#40 discusses the identification of satellite adjectives, which in PWN differ from the identification scheme used by other kinds of synsets. in mill
we tried to make this identification scheme more regular by having the satellite adjectives use the same scheme as every other kind of synset (which ultimately led to the issue discussed in #40).
a more radical idea is to stop trying to have satellite adjectives behave like other synsets, and have the other synsets behave like satellite adjectives. what follows is a proposal for a new wordsense ID scheme.
lexical ids have no meaning whatsoever; they are solely an ad hoc way of preventing ID clashes, because the combination (lexical form, lexicographer file)

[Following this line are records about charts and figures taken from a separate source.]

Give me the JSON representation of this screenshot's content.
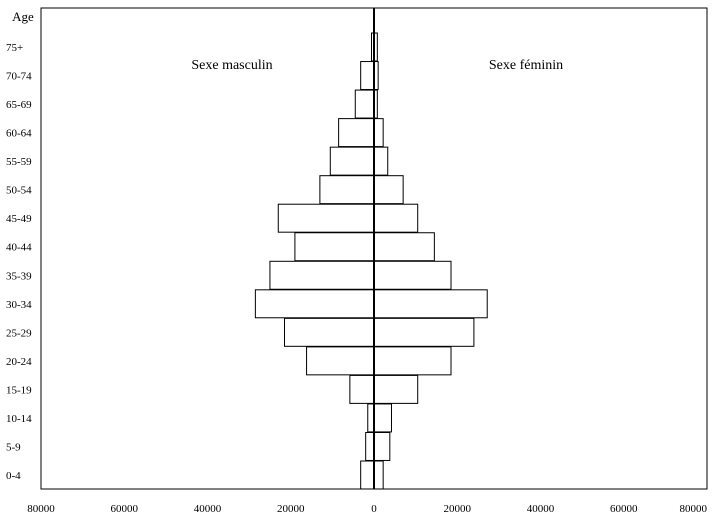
{
  "chart_data": {
    "type": "bar",
    "orientation": "horizontal-pyramid",
    "ylabel": "Age",
    "xlim": [
      -80000,
      80000
    ],
    "xticks": [
      "80000",
      "60000",
      "40000",
      "20000",
      "0",
      "20000",
      "40000",
      "60000",
      "80000"
    ],
    "categories": [
      "0-4",
      "5-9",
      "10-14",
      "15-19",
      "20-24",
      "25-29",
      "30-34",
      "35-39",
      "40-44",
      "45-49",
      "50-54",
      "55-59",
      "60-64",
      "65-69",
      "70-74",
      "75+"
    ],
    "series": [
      {
        "name": "Sexe masculin",
        "side": "left",
        "values": [
          3200,
          2000,
          1500,
          5800,
          16200,
          21500,
          28500,
          25000,
          19000,
          23000,
          13000,
          10500,
          8500,
          4500,
          3200,
          600
        ]
      },
      {
        "name": "Sexe féminin",
        "side": "right",
        "values": [
          2200,
          3800,
          4200,
          10500,
          18500,
          24000,
          27200,
          18500,
          14500,
          10500,
          7000,
          3300,
          2200,
          800,
          1000,
          800
        ]
      }
    ],
    "grid": false,
    "legend": "inline-top"
  }
}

is not enough to uniquely determine a wordsense. we could get rid of lexical ids by generalizing a version of the ID scheme formerly used by adjective satellites, which can be uniquely identified by (lexical form, head synset)
.
nouns and verbs could be identified by (lexfile, lexical form, hypernym)
(or hyponym?)
pertainyms (adjective or adverbs) could be identified by which wordsense they pertain to (plus lexfile and lexical form).

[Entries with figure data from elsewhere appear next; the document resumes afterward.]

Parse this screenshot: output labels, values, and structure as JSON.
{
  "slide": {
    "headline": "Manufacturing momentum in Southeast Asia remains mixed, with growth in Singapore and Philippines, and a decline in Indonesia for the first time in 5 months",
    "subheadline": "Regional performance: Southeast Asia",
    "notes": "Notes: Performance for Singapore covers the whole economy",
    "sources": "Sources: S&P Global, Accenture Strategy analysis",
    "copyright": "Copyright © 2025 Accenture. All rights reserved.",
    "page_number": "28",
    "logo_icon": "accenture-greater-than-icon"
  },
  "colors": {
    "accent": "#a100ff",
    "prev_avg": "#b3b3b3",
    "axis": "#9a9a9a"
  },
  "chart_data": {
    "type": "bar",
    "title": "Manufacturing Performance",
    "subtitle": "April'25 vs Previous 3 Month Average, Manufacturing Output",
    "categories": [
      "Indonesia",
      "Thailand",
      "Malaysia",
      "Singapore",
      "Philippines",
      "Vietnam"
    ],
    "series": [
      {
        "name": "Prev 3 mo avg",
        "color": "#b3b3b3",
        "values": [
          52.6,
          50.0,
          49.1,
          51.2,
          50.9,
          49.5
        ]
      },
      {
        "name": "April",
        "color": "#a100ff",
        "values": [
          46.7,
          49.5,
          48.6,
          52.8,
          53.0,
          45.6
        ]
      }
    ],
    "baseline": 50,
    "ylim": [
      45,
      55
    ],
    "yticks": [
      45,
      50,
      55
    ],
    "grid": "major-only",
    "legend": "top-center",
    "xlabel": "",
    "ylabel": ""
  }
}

all in all, we define a 'core' relation for each 'kind' of wordsense/synset, and use the relation's target + the lexical form of the source to identify the wordsense/synset. naturally, mill
would have to be able to verify the uniqueness of this naming scheme. naturally, we wouldn't have to identify the core target beyond its lexical form unless that's not sufficient to satisfy the uniqueness constraint.
but this is all very radical, so I don't know if it should be implemented.